Et là où ça devient très intéressant et très cool, c’est dans la variété des niveaux et leur gestion : on aura des tracés parfois très courts avec peu de possibilités de placement de tourelles, tandis que dans d’autres niveaux les tracés seront absolument immenses avec une vingtaine de tourelles à notre disposition. Et quand on possède une île, toutes les tourelles placées restent sur place, faisant que l’on aura ça de moins à gérer si jamais on a besoin de la défendre d’une invasion ennemie. En revanche, si on perd l’île, on perd toutes les upgrades et il faut recommencer à zéro, ce qui dans certains cas peut devenir extrêmement frustrant, puisque de notre niveau d’infamie maximal dépend le nombre de tourelles que l’on peut poser.

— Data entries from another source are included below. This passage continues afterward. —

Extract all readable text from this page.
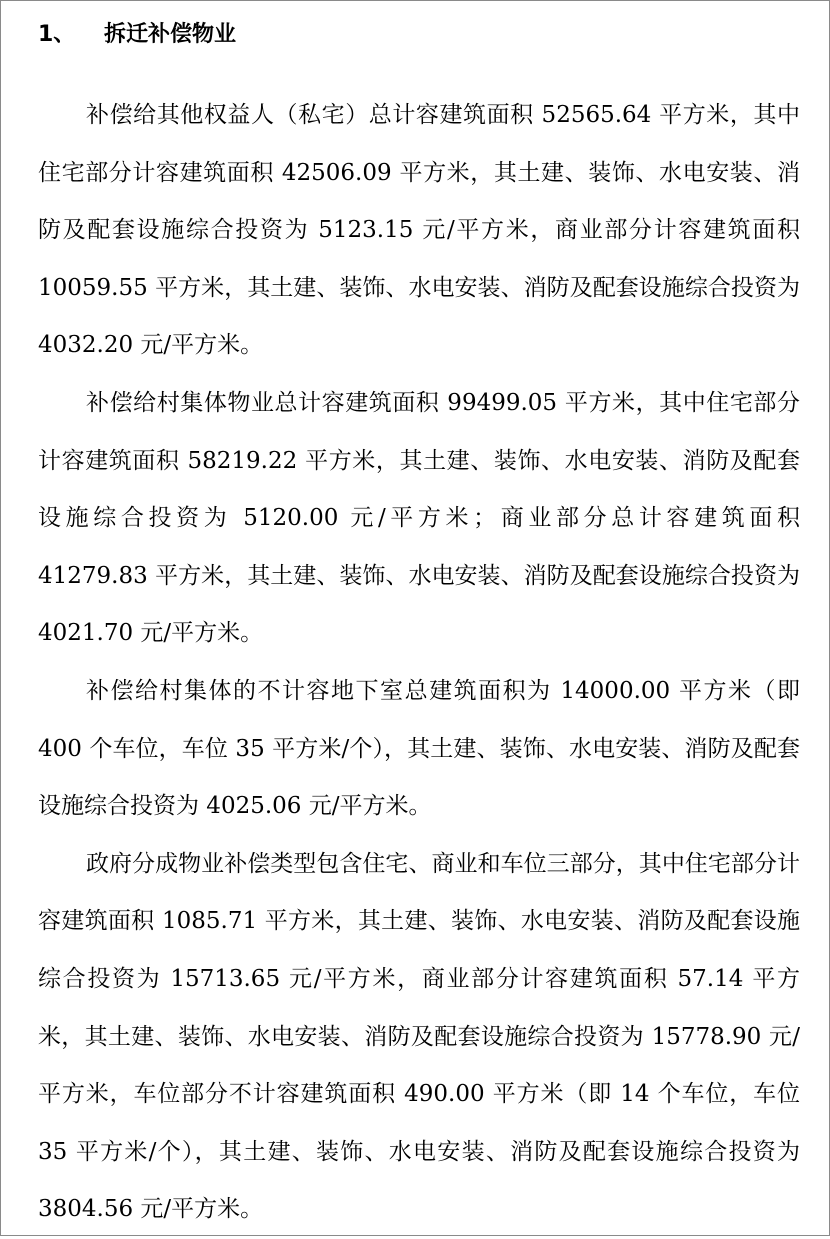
1、 拆迁补偿物业

补偿给其他权益人（私宅）总计容建筑面积 52565.64 平方米，其中住宅部分计容建筑面积 42506.09 平方米，其土建、装饰、水电安装、消防及配套设施综合投资为 5123.15 元/平方米，商业部分计容建筑面积 10059.55 平方米，其土建、装饰、水电安装、消防及配套设施综合投资为 4032.20 元/平方米。

补偿给村集体物业总计容建筑面积 99499.05 平方米，其中住宅部分计容建筑面积 58219.22 平方米，其土建、装饰、水电安装、消防及配套设施综合投资为 5120.00 元/平方米；商业部分总计容建筑面积 41279.83 平方米，其土建、装饰、水电安装、消防及配套设施综合投资为 4021.70 元/平方米。

补偿给村集体的不计容地下室总建筑面积为 14000.00 平方米（即 400 个车位，车位 35 平方米/个），其土建、装饰、水电安装、消防及配套设施综合投资为 4025.06 元/平方米。

政府分成物业补偿类型包含住宅、商业和车位三部分，其中住宅部分计容建筑面积 1085.71 平方米，其土建、装饰、水电安装、消防及配套设施综合投资为 15713.65 元/平方米，商业部分计容建筑面积 57.14 平方米，其土建、装饰、水电安装、消防及配套设施综合投资为 15778.90 元/平方米，车位部分不计容建筑面积 490.00 平方米（即 14 个车位，车位 35 平方米/个），其土建、装饰、水电安装、消防及配套设施综合投资为 3804.56 元/平方米。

Un dernier point qui m’a pas mal rebuté et qui risque de m’attirer les foudres du studio : la direction artistique. Je sais que c’est un choix délibéré, mais c’est pas particulièrement agréable à l’oeil. Le character-design n’est pas à remettre en cause, loin de là, puisque je trouve même les personnages principaux plutôt cool, mais le trait et le style donnent au jeu un côté un peu trop… Amateur. Sans compter sur une composition des couleurs in-game assez peu harmonieuse qui nuisent un peu à la lisibilité de l’action. Je suis rarement dans le camp des gens qui prônent les graphismes avant tout le reste (un de mes jeux préférés reste We ♥ Katamari, qui a un style objectivement immonde), mais je crains que l’habillage porte préjudice aux ventes d’un jeu qui est pourtant plus que bon et pavé d’excellentes intentions de game design. Certes, il est aussi brutal et infinissable pour un non-joueur PC, mais ça ne m’a pas empêché de m’amuser au moins un peu entre deux séances de fulminations à l’encontre de la micro-hitbox.